Aumento da expectativa de vida no Brasil

Enviada em 07/09/2017

Os países desenvolvidos passaram e passam por um processo de transição. No caso da Europa, em função da boa qualidade de vida do cidadão, as pirâmides etárias de seus países deixam a forma triangular. Já os subdesenvolvidos começaram-no tardiamente, tendo o Brasil como um dos exemplos do aumento da expectativa de vida. Nesse sentido, tal ocorrência, mesmo positiva, desequilibra o Estado e não elimina a desigualdade.
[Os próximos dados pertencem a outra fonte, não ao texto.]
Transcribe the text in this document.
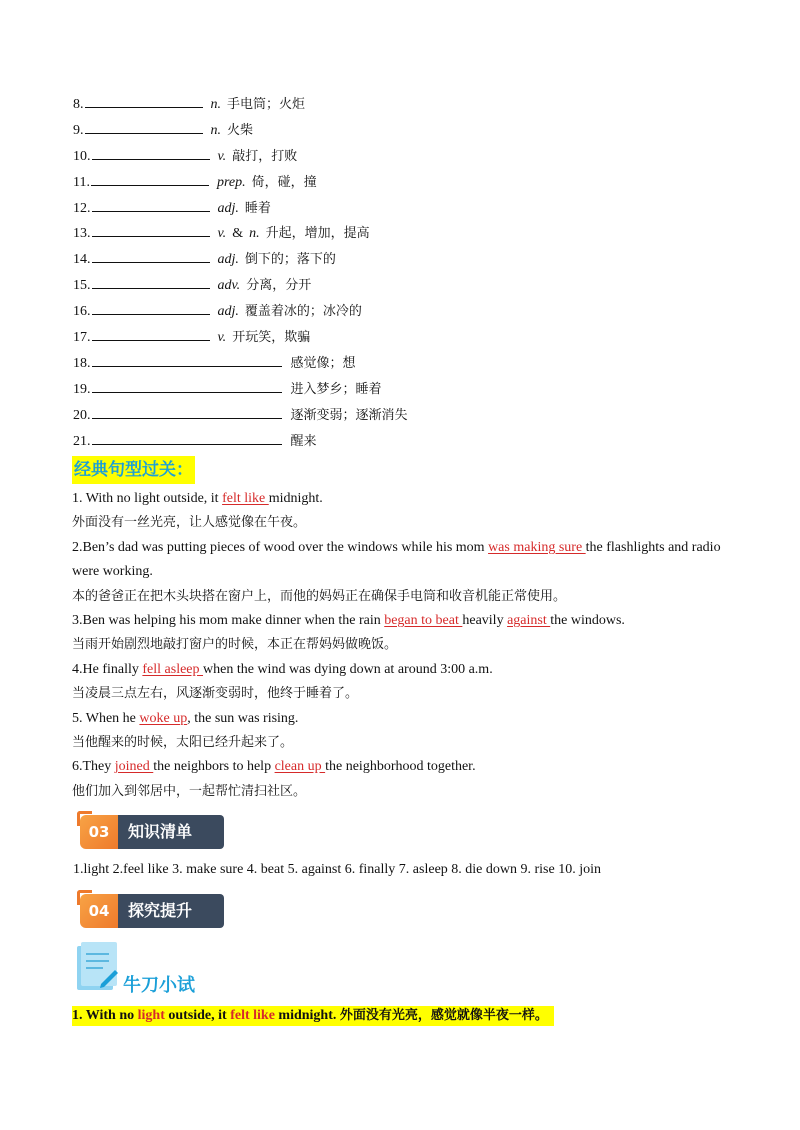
8.	n. 手电筒；火炬
9.	n. 火柴
10.	v. 敲打，打败
11.	prep. 倚，碰，撞
12.	adj. 睡着
13.	v. & n. 升起，增加，提高
14.	adj. 倒下的；落下的
15.	adv. 分离，分开
16.	adj. 覆盖着冰的；冰冷的
17.	v. 开玩笑，欺骗
18.	感觉像；想
19.	进入梦乡；睡着
20.	逐渐变弱；逐渐消失
21.	醒来
经典句型过关：
1. With no light outside, it felt like midnight.
外面没有一丝光亮，让人感觉像在午夜。
2.Ben’s dad was putting pieces of wood over the windows while his mom was making sure the flashlights and radio
were working.
本的爸爸正在把木头块搭在窗户上，而他的妈妈正在确保手电筒和收音机能正常使用。
3.Ben was helping his mom make dinner when the rain began to beat heavily against the windows.
当雨开始剧烈地敲打窗户的时候，本正在帮妈妈做晚饭。
4.He finally fell asleep when the wind was dying down at around 3:00 a.m.
当凌晨三点左右，风逐渐变弱时，他终于睡着了。
5. When he woke up, the sun was rising.
当他醒来的时候，太阳已经升起来了。
6.They joined the neighbors to help clean up the neighborhood together.
他们加入到邻居中，一起帮忙清扫社区。
知识清单
03
1.light 2.feel like 3. make sure 4. beat 5. against 6. finally 7. asleep 8. die down 9. rise 10. join
探究提升
04
牛刀小试
1. With no light outside, it felt like midnight. 外面没有光亮，感觉就像半夜一样。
Primeiramente, deve-se considerar que a mudança no padrão populacional brasileiro desestabiliza a economia do país. Isso porque, partindo de uma análise geográfica, aumento da expectativa de vida significa o crescimento do contingente idoso da população. Dessa forma, esses componentes não participam da PEA, População Economicamente Ativa, o que significa que a arrecadação do Brasil diminui. Sendo assim, além de não produzirem capital, os idosos dependem da garantia de aposentadoria, a qual é concedida pelo Estado brasileiro, retirada da verba pública mediante tributação previamente realizada. Logo, o crescimento do topo da pirâmide etária brasileira é diretamente proporcional à necessidade financeira do território nacional, dificultando, em parte, seu progresso.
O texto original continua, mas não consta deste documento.